March 27th, 2004, 12:43 PM
When Ty had his first LP he was 7.5 months old and he was inpatient. He had been admitted through the ER and had been there for 4 days by this time. When the LP was suggested, at first I was told by the attending pediatrician and resident working on Ty's case that Ty would have to be awake for his LP and that it would be very difficult to do on a baby Ty's age. However, when the Neuro surgeon and neurologists were consulted, they said no, we prefer the reading while he is sedated. :? So I have to wonder if there are just some different "schools of thought" on the matter??? I do know, at least in Ty's case, that his pressure shot up when he woke in the middle of a LP, therefore his pressure is obviously higher when he is awake, or atleast, not completely relaxed. I also just remembered something I was told when we were considering the indwelling ICP monitoring.
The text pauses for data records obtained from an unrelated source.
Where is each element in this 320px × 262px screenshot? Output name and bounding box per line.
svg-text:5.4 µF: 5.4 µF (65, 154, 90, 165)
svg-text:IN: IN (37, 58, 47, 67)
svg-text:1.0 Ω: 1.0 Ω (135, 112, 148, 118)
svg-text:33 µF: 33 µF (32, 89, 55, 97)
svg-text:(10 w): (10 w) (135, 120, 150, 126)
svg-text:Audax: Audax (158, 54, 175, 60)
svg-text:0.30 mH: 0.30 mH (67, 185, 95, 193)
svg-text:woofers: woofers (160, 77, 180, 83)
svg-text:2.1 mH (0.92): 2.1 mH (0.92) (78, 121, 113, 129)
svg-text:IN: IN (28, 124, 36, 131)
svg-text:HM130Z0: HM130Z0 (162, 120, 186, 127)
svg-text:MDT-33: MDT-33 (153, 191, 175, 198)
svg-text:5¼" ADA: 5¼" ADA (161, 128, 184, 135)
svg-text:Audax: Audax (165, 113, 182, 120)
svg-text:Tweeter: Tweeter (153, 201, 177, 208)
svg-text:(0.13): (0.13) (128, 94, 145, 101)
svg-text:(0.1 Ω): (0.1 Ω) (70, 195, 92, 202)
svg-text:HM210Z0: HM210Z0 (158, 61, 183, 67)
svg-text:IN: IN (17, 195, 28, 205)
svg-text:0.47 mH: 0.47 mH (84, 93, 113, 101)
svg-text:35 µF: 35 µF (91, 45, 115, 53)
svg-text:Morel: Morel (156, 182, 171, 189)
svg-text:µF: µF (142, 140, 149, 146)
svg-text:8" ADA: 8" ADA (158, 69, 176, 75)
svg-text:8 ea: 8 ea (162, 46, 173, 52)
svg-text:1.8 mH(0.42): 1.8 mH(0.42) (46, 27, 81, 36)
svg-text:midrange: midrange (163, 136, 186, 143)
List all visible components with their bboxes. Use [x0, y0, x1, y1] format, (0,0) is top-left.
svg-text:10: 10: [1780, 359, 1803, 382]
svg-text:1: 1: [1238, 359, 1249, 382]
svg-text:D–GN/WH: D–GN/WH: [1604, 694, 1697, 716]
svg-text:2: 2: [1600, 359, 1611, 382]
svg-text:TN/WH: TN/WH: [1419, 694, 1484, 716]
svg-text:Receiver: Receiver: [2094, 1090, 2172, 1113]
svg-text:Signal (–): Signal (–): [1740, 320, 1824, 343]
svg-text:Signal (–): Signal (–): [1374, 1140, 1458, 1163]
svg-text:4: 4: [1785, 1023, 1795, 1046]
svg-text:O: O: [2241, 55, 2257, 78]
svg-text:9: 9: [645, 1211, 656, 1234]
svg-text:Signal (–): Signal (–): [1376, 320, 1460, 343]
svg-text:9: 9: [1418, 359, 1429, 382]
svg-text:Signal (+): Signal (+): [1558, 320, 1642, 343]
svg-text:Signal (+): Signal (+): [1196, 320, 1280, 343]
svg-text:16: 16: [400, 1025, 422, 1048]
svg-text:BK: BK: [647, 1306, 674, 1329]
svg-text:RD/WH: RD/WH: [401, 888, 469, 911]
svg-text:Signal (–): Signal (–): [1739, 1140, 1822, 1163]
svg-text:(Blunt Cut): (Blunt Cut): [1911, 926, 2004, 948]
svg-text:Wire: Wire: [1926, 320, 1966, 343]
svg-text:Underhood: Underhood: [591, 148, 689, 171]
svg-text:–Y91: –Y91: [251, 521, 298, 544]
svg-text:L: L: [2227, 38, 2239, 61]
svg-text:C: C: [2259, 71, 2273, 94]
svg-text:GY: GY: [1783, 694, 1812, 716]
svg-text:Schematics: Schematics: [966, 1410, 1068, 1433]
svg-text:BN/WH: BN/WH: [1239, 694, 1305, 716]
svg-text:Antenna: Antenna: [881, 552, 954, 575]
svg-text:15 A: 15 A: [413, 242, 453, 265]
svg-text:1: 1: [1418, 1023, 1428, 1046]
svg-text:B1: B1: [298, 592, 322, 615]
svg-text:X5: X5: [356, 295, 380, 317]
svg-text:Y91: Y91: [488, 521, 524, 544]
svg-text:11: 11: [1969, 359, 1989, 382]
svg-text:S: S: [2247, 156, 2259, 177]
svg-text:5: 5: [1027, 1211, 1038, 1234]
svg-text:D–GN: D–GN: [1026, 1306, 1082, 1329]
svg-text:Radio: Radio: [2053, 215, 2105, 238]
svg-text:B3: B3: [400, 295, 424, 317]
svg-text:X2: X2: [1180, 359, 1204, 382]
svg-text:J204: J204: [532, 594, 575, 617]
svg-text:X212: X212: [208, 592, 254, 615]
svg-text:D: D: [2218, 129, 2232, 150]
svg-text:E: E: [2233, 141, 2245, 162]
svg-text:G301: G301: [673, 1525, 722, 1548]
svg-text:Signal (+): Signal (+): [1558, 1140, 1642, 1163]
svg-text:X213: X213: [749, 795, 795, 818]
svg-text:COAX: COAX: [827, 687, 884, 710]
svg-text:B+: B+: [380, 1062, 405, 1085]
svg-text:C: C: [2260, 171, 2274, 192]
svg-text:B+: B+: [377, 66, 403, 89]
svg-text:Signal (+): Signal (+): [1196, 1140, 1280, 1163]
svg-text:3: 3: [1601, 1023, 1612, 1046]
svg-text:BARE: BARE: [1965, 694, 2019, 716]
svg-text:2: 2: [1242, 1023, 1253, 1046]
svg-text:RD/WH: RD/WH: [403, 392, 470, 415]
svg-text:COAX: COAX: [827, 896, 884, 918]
The reason that is so very hard to do on a mobile baby or toddler is because the readings are not accurate if the child is sedated the whole time, and if the child is not sedated it is nearly impossible to keep them from pulling and tugging on the part of the devive outside of their head.
It sounds like, if Andrew had a normal or borderline pressure while sedated, you can't really be sure that is accurate?? :? I think I will pose this question to Dr Goodrich, via email and see what he has to say.

Steve Holland
March 27th, 2004, 11:38 PM
From what we have experienced and have been told, a pressure reading can be somewhat inaccurate under either method. As other have said, if the child is awake and fighting, the pressure will read higher than it normally would. If a child is totally out under anesthesia (like before a surgery), the pressure can vary based on the oxygen saturation level in his blood (contolled and monitored by the anesthesiologist). I know the pressure can vary a lot with a child struggling, but I don't know how much it can vary based on the O2 levels.

If your child is going to be having surgery anyway, my parental advice would be to notify the surgeon and anesthesilogist ahead of time so that they could brush up on the effects of the O2 levels on pressure to ensure that you get as accurate a test as possible.

One issue with a child that is not sedated or only mildly sedated is that it is sometimes difficult to get the LP needle into the proper space, especially with overweight children. Having to dig around to find the space just adds to the length and stress of the procedure. By performing the LP with fluorscopy (like a sonogram), the doc can find the space much easier.

LPs are more often done to test the spinal fluid for diseases like menengitis/encephalitis. So, if your doc doesn't normally test for pressure, it wouldn't hurt to remind him or her that the level of the monometer in relation to the child's body affects the pressure reading. While this would not be an issue if the monometer is directly connected to the needle, it could be if they use tubing between the needle and the monometer.

Due to the problems with getting accurate pressure readings and some docs ignorance of CH, I don't know that the decision to shunt if ever extremely clear cut. (We as the parents were left to make the decision for our three.) However, of the families I have talked to who made the decision to shunt even though they were not 100% sure at the time, I don't know of any that regret their decision. However, I have talked to MPS I families whose children have gone blind due to not being shunted that wish they had. So, that is why this forum and this topic is so important.

Steve Holland

March 28th, 2004, 08:01 PM
Excellent post. Thank you for your input, it is quite informative, and very important information for any parent of a child with CH or raised ICP of any nature.
And you are so right about shunting being a hard decision. I know that Jim and I agonized over making that decision. Our Dr. gave us his input and reccomendations and then we were left to make the choice. I was in tears about it as the nurse was taking Ty out of my arms to carry him into the OR. However, within 12 hours of the surgery, Ty was a new person. I had such peace that we did exactly the right thing, with exactly the right doctor. and now, only two months later if I had any regrets at all, they would simply be that we waited too long to seek out Dr Swift!